Der STANDARD veröffentlichte vorgestern folgende Geschichte von mir: „Bürokraft aus Klagenfurter Rathaus sitzt auf 1800 Überstunden“. Die Story schaffte es bis in die „Frankfurter Rundschau“. Die Online-Geschichte am Portal des STANDARD verzeichnet rund 900 Kommentare. In der Story geht es um eine Person, die in einem Klagenfurter Regierungsbüro arbeitet und mehr als 1.800 Überstunden angehäuft hat. Zuerst war die Kraft im Bürgermeisterbüro beschäftigt, später im Büro von Vizebürgermeister Patrick Jonke (FSP). Während der Beschäftigung im Bürgermeisterbüro war Jonke dort Büroleiter und damit derjenige, der im Büro von Bürgermeister Christian Scheider (FSP) operativ den Ton angab.

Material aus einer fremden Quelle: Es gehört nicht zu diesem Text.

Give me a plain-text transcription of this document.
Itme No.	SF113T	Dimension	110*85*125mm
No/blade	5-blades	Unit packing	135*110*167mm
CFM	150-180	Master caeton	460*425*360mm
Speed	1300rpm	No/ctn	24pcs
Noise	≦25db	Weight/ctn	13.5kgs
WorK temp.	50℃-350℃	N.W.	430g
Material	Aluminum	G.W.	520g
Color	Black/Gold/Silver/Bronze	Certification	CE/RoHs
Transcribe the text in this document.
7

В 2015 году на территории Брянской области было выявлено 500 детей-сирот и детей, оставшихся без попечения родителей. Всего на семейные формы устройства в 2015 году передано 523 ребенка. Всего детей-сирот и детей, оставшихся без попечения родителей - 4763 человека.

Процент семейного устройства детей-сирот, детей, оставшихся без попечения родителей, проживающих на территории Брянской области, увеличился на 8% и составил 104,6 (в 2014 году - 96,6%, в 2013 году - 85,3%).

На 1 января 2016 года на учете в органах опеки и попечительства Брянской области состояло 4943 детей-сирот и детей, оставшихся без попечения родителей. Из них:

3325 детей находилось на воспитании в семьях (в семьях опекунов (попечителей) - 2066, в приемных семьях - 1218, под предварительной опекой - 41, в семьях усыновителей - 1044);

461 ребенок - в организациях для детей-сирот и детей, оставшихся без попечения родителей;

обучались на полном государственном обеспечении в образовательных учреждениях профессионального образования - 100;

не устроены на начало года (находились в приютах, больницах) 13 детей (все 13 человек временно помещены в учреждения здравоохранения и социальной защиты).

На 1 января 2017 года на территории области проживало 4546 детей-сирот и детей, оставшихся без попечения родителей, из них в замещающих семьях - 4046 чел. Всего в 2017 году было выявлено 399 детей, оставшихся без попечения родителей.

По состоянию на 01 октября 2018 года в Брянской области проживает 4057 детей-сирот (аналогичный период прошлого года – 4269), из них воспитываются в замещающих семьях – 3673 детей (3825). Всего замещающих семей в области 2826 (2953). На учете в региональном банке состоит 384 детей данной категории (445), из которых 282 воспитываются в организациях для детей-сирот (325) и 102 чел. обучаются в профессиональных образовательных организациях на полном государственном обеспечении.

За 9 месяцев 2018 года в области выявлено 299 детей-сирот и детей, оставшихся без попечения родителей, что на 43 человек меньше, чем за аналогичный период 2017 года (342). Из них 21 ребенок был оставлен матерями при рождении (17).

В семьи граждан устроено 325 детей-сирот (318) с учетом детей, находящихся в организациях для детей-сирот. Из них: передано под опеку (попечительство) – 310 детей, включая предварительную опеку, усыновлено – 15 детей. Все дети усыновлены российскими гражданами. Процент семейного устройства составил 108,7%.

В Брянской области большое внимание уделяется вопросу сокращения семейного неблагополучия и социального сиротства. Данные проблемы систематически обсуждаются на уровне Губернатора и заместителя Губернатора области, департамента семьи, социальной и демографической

Nun stellt sich folgende Frage: Wer hat in der Zeit zwischen 14. März 2022, da wurde die Person bei der Stadt angestellt, und heute die mehr als 1.800 Überstunden genehmigt? Wenn es Jonke als Büroleiter und später Vizebürgermeister war, gehört er zur Verantwortung gezogen. Zusätzliche Brisanz erhält der „Überstundenskandal“, wie ihn die FPÖ in einer Presseaussendung bereits nennt, weil die Person genau für jene Partei tätig ist, in der Jonke Obmann ist: Der FSP. Die Person steht sogar am Wahlvorschlag 2021.
1.800 Stunden sind in einer Normal-Dienstzeiten-Rechnung mehr als ein Jahr Zeitausgleich. Zusätzlich hat die Person über 800 Urlaubsstunden. Das sind fast 21 Wochen. Womit sich insgesamt auch die Frage stellt, ob die Stadt in dieser Sache ihrer Fürsorgepflicht gegenüber der Bürokraft nachgekommen ist.
Die Empörung ist groß: FPÖ, Grüne und NEOS haben in Presseaussendungen ihre Ablehnung zur jüngsten Überstunden-Causa im Rathaus kundgetan.
Das scheint mir genug Stoff zu sein, um im Gemeinderat die Anfrage zu starten, wer genau die Überstunden dieser Bürokraft genehmigt hat.